Question

In a $△ABC$, Let P and Q be points on AB and AC respectively such that PQ || BC. Then median AD bisects PQ.

• A. True
• B. False

Answer 1

The correct option is A

True

Let the median AD intersects PQ at E.
Now, PQ || BC [Given]

$\Rightarrow \angle APE=\angle B$ and $\angle AQE=\angle C$ [Corresponding angles]

So, in $\Delta APEand\Delta ABD$,

$\angle APE=\angle ABD$ [Corresponding angles]

$\angle PAE=\angle BAD$ [Common angle]

$\angle PEA=\angle BDA$ [Sum of angles of the triangle is 180 degrees]

$\therefore \Delta APE\sim \Delta ABD$ [AAA Similarity]

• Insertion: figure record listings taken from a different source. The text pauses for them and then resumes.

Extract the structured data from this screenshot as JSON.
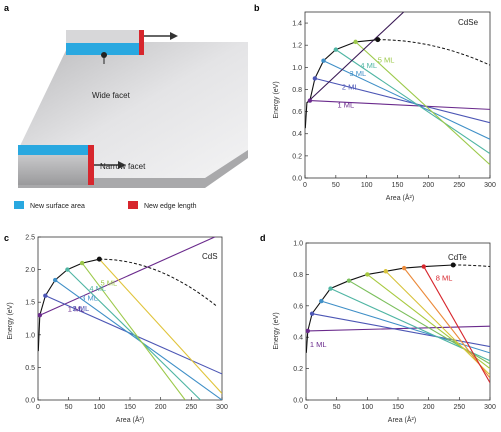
{
  "panel_a": {
    "label": "a",
    "wide_facet": "Wide facet",
    "narrow_facet": "Narrow facet",
    "legend": [
      {
        "label": "New surface area",
        "color": "#29a8e0"
      },
      {
        "label": "New edge length",
        "color": "#d7262d"
      }
    ]
  },
  "panels": [
    {
      "id": "b",
      "label": "b",
      "material": "CdSe",
      "xlabel": "Area (Å²)",
      "ylabel": "Energy (eV)"
    },
    {
      "id": "c",
      "label": "c",
      "material": "CdS",
      "xlabel": "Area (Å²)",
      "ylabel": "Energy (eV)"
    },
    {
      "id": "d",
      "label": "d",
      "material": "CdTe",
      "xlabel": "Area (Å²)",
      "ylabel": "Energy (eV)"
    }
  ],
  "chart_data": [
    {
      "type": "line",
      "panel": "b",
      "title": "CdSe",
      "xlabel": "Area (Å²)",
      "ylabel": "Energy (eV)",
      "xlim": [
        0,
        300
      ],
      "ylim": [
        0,
        1.5
      ],
      "xticks": [
        "0",
        "50",
        "100",
        "150",
        "200",
        "250",
        "300"
      ],
      "yticks": [
        "0.0",
        "0.2",
        "0.4",
        "0.6",
        "0.8",
        "1.0",
        "1.2",
        "1.4"
      ],
      "envelope_peak": {
        "x": 118,
        "y": 1.25
      },
      "envelope_end": {
        "x": 300,
        "y": 1.02
      },
      "series": [
        {
          "name": "1 ML",
          "color": "#6a2a8c",
          "points": [
            [
              8,
              0.7
            ],
            [
              300,
              0.62
            ]
          ]
        },
        {
          "name": "2 ML",
          "color": "#4c56b5",
          "points": [
            [
              16,
              0.9
            ],
            [
              300,
              0.5
            ]
          ]
        },
        {
          "name": "3 ML",
          "color": "#3f8fc7",
          "points": [
            [
              30,
              1.06
            ],
            [
              300,
              0.35
            ]
          ]
        },
        {
          "name": "4 ML",
          "color": "#4fb5a3",
          "points": [
            [
              50,
              1.16
            ],
            [
              300,
              0.22
            ]
          ]
        },
        {
          "name": "5 ML",
          "color": "#9cc94a",
          "points": [
            [
              82,
              1.23
            ],
            [
              300,
              0.12
            ]
          ]
        },
        {
          "name": "",
          "color": "#3a1a55",
          "points": [
            [
              3,
              0.68
            ],
            [
              160,
              1.5
            ]
          ]
        }
      ]
    },
    {
      "type": "line",
      "panel": "c",
      "title": "CdS",
      "xlabel": "Area (Å²)",
      "ylabel": "Energy (eV)",
      "xlim": [
        0,
        300
      ],
      "ylim": [
        0,
        2.5
      ],
      "xticks": [
        "0",
        "50",
        "100",
        "150",
        "200",
        "250",
        "300"
      ],
      "yticks": [
        "0.0",
        "0.5",
        "1.0",
        "1.5",
        "2.0",
        "2.5"
      ],
      "envelope_peak": {
        "x": 100,
        "y": 2.16
      },
      "envelope_end": {
        "x": 290,
        "y": 1.45
      },
      "series": [
        {
          "name": "1 ML",
          "color": "#6a2a8c",
          "points": [
            [
              3,
              1.3
            ],
            [
              300,
              2.55
            ]
          ]
        },
        {
          "name": "2 ML",
          "color": "#4c56b5",
          "points": [
            [
              12,
              1.6
            ],
            [
              300,
              0.4
            ]
          ]
        },
        {
          "name": "3 ML",
          "color": "#3f8fc7",
          "points": [
            [
              28,
              1.84
            ],
            [
              300,
              0.0
            ]
          ]
        },
        {
          "name": "4 ML",
          "color": "#4fb5a3",
          "points": [
            [
              48,
              2.0
            ],
            [
              265,
              0.0
            ]
          ]
        },
        {
          "name": "5 ML",
          "color": "#9cc94a",
          "points": [
            [
              72,
              2.1
            ],
            [
              240,
              0.0
            ]
          ]
        },
        {
          "name": "",
          "color": "#e0c43b",
          "points": [
            [
              100,
              2.16
            ],
            [
              300,
              0.1
            ]
          ]
        }
      ]
    },
    {
      "type": "line",
      "panel": "d",
      "title": "CdTe",
      "xlabel": "Area (Å²)",
      "ylabel": "Energy (eV)",
      "xlim": [
        0,
        300
      ],
      "ylim": [
        0,
        1.0
      ],
      "xticks": [
        "0",
        "50",
        "100",
        "150",
        "200",
        "250",
        "300"
      ],
      "yticks": [
        "0.0",
        "0.2",
        "0.4",
        "0.6",
        "0.8",
        "1.0"
      ],
      "envelope_peak": {
        "x": 240,
        "y": 0.86
      },
      "envelope_end": {
        "x": 300,
        "y": 0.85
      },
      "series": [
        {
          "name": "1 ML",
          "color": "#6a2a8c",
          "points": [
            [
              3,
              0.44
            ],
            [
              300,
              0.47
            ]
          ]
        },
        {
          "name": "",
          "color": "#4c56b5",
          "points": [
            [
              10,
              0.55
            ],
            [
              300,
              0.34
            ]
          ]
        },
        {
          "name": "",
          "color": "#3f8fc7",
          "points": [
            [
              25,
              0.63
            ],
            [
              300,
              0.3
            ]
          ]
        },
        {
          "name": "",
          "color": "#4fb5a3",
          "points": [
            [
              40,
              0.71
            ],
            [
              300,
              0.25
            ]
          ]
        },
        {
          "name": "",
          "color": "#7bbf5c",
          "points": [
            [
              70,
              0.76
            ],
            [
              300,
              0.23
            ]
          ]
        },
        {
          "name": "",
          "color": "#a7c93f",
          "points": [
            [
              100,
              0.8
            ],
            [
              300,
              0.2
            ]
          ]
        },
        {
          "name": "",
          "color": "#d7c23a",
          "points": [
            [
              130,
              0.82
            ],
            [
              300,
              0.16
            ]
          ]
        },
        {
          "name": "",
          "color": "#eb8a3a",
          "points": [
            [
              160,
              0.84
            ],
            [
              300,
              0.14
            ]
          ]
        },
        {
          "name": "8 ML",
          "color": "#d7262d",
          "points": [
            [
              192,
              0.85
            ],
            [
              300,
              0.11
            ]
          ]
        }
      ]
    }
  ]
}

$\Rightarrow \frac{PE}{BD}=\frac{AP}{AB}.....\left(1\right)$

Similarly,

$\Delta APQ\sim \Delta ABC$

$\Rightarrow \frac{PQ}{BC}=\frac{AP}{AB}...\left(2\right)$

From (1) and (2)

$\frac{PE}{BD}=\frac{PQ}{BC}$

$\Rightarrow \frac{PE}{BD}=\frac{PQ}{2BD}$ [$\because$ Median AD divides BC]

$\Rightarrow PQ=2PE$

$\Rightarrow$ E is the midpoint of PQ

Hence the median AD bisects PQ.